There is no Welk but Welk, and Myron Floren is his prophet.
There is no Welk but Welk, and Myron Floren is his prophet.
There is no Welk but Welk, and Myron Floren is his prophet.
There is no Welk but Welk, and Myron Floren is his prophet.
There is no Welk but Welk, and Myron Floren is his prophet.
There is no Welk but Welk, and Myron Floren is his prophet.
There is no Welk but Welk, and Myron Floren is his prophet.
There is no Welk but Welk, and Myron Floren is his prophet.
There is no Welk but Welk, and Myron Floren is his prophet.
There is no Welk but Welk, and Myron Floren is his prophet.
There is no Welk but Welk, and Myron Floren is his prophet.
There is no Welk but Welk, and Myron Floren is his prophet.

Now. . . .

This is a bomb; this is an accordion.

AGAIN. . . .

This is a bomb; this is an accordion. 
This is a bomb; this is an accordion.
This is a bomb; this is an accordion.
This is a bomb; this is an accordion.
This is a bomb; this is an accordion.
This is a bomb; this is an accordion.
This is a bomb; this is an accordion.
This is a bomb; this is an accordion.
This is a bomb; this is an accordion.
This is a bomb; this is an accordion.
This is a bomb; this is an accordion.
This is a bomb; this is an accordion.

THIS WEEK on the Big Show, we step away from the stupid. And while we're at it, we'll step toward the calm, the cultured and the classy.

Apparently, we are in great need of that.

It's 3 Chords & the Truth, y'all. Be there.  Aloha.


Friday, January 29, 2016

There's always an add in the land of --30--



Guelph
Favog


In the days of typewriters -- and of newsrooms that more resembled Clancy's Bar than they did an insurance-company cubicle farm -- you would start your story with a slug line and byline in the upper right-hand corner of the page. That way, the copy editors would know at a glance what the story was about . . . and what semi-illiterate wretch wrote it.

Then, when you got to the end of the first page of your copy -- and you never ever ended a page in the middle of a paragraph or, Hildy Johnson forbid, a sentence -- you would pick up your No. 1 soft pencil and scribble "MORE" at the bottom.

At the top of the next page, you'd put something like:



Guelph
add one


Today in Ontario, there are no more "adds" for the Guelph Mercury. There is only --30--.

End of story.


End of newspaper.

End of a 149-year history -- one going as far back as the confederation of Canada itself.

End of 26 jobs.

End of a love affair between a people and its hometown paper. At the urging of Guelph's mayor, scores of citizens came out to say goodbye. Some even hugged the building. It's enough to make a grown man cry -- especially an old onetime newspaper reporter and editor.

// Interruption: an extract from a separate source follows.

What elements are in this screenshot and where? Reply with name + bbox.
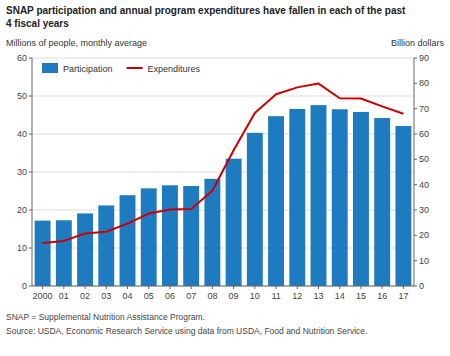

For those of us of a certain age, it's just another reminder that the we'll see more --30-- than we will adds. And that's as depressing as a front-page hed bust. (Ask an aging newspaper type what that means if you don't get the ink-stained slang.)

Anyway, I agree with the story on the Poynter website: This was the perfect front page for a final final edition of a newspaper, God bless its newsprint soul.

--30--

Thursday, January 28, 2016

30 years


Three decades ago today, my wife and I were on the road somewhere on U.S. 60 in south-central Missouri, on our way to Washington, D.C., from Springfield, Mo.

We turned on the radio. There was network special coverage on. The space shuttle? What happened?

Then the punch in the gut. It's a cliché because it's true.